Scenario 4 - Group similar columns together:
Extending the concept of melting into multiple columns, let's say we wish to group similar columns together. We do not care about retaining the column labels, just combining the values of similar columns into new columns.
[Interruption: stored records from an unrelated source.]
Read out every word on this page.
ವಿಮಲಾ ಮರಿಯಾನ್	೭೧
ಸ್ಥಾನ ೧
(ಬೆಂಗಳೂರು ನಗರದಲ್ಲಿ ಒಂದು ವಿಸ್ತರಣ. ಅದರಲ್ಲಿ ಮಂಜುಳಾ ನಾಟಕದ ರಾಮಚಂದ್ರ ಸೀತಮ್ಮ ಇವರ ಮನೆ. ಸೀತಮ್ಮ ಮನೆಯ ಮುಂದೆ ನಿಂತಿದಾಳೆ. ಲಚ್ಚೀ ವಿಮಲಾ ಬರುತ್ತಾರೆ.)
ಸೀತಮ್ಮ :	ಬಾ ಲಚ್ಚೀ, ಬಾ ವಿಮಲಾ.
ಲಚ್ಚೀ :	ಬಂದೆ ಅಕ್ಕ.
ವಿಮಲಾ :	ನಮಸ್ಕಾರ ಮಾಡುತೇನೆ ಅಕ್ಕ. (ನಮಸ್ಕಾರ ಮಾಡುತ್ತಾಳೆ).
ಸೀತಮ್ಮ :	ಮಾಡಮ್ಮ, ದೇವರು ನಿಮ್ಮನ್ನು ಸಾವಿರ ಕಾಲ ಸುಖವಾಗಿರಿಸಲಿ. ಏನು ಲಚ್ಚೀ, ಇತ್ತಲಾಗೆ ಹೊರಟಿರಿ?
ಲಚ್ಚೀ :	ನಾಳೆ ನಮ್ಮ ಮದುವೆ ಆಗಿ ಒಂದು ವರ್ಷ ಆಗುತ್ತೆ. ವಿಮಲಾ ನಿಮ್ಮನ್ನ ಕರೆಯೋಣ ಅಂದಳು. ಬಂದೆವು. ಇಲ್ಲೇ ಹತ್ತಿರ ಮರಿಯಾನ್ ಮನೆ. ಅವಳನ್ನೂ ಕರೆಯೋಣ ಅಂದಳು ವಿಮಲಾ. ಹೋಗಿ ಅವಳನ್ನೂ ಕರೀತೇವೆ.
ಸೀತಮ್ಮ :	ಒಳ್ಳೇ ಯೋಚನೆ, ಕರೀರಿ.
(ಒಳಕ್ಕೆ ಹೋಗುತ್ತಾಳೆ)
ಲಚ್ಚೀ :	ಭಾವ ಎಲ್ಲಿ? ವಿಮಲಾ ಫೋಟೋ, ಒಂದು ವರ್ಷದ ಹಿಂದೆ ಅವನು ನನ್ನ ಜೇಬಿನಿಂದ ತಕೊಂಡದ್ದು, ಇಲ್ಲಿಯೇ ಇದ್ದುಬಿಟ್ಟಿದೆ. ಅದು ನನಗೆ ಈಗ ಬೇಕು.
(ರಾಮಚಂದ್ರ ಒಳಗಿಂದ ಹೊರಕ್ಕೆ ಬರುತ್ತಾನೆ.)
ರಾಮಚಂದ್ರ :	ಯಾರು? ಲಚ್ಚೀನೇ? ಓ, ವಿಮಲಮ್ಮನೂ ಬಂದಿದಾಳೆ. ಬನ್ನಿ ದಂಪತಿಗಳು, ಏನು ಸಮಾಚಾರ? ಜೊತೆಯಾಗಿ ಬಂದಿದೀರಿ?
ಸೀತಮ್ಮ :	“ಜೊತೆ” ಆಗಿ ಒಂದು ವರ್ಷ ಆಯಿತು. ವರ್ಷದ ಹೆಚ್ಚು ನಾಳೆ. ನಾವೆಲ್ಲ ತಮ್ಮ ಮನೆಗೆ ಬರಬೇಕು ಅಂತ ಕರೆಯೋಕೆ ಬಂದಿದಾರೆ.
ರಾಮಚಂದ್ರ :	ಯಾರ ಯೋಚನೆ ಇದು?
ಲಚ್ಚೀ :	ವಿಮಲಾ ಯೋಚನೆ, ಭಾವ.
df = pd.DataFrame({'x_1_mean': [10],
'x_2_mean': [20],
'y_1_mean': [30],
'y_2_mean': [40],
'unit': [50]})
df
x_1_mean x_2_mean y_1_mean y_2_mean unit
0 10 20 30 40 50
For the code above, we wish to combine similar columns (columns that start with the same letter) into new unique columns - all x* columns will be lumped under x_mean, while all y* columns will be collated under y_mean. We are not saving the column labels, we are only interested in the values of these columns:
Via pd.melt - one possible way via melt is to run it via groupby on the columns:
out = df.set_index('unit')
grouped = out.columns.str.split('_\d_').str.join('')
# group on the split
grouped = out.groupby(grouped, axis = 1)
# iterate, melt individually, and recombine to get a new dataframe
out = {key : frame.melt(ignore_index = False).value
for key, frame in grouped}
pd.DataFrame(out).reset_index()
unit xmean ymean
0 50 10 30
1 50 20 40
Via pd.stack - Here we split the columns and build a MultiIndex:
out = df.set_index('unit')
split = out.columns.str.split('_(\d)_')
split = [(f"{first}{last}", middle)
for first, middle, last
in split]
out.columns = pd.MultiIndex.from_tuples(split)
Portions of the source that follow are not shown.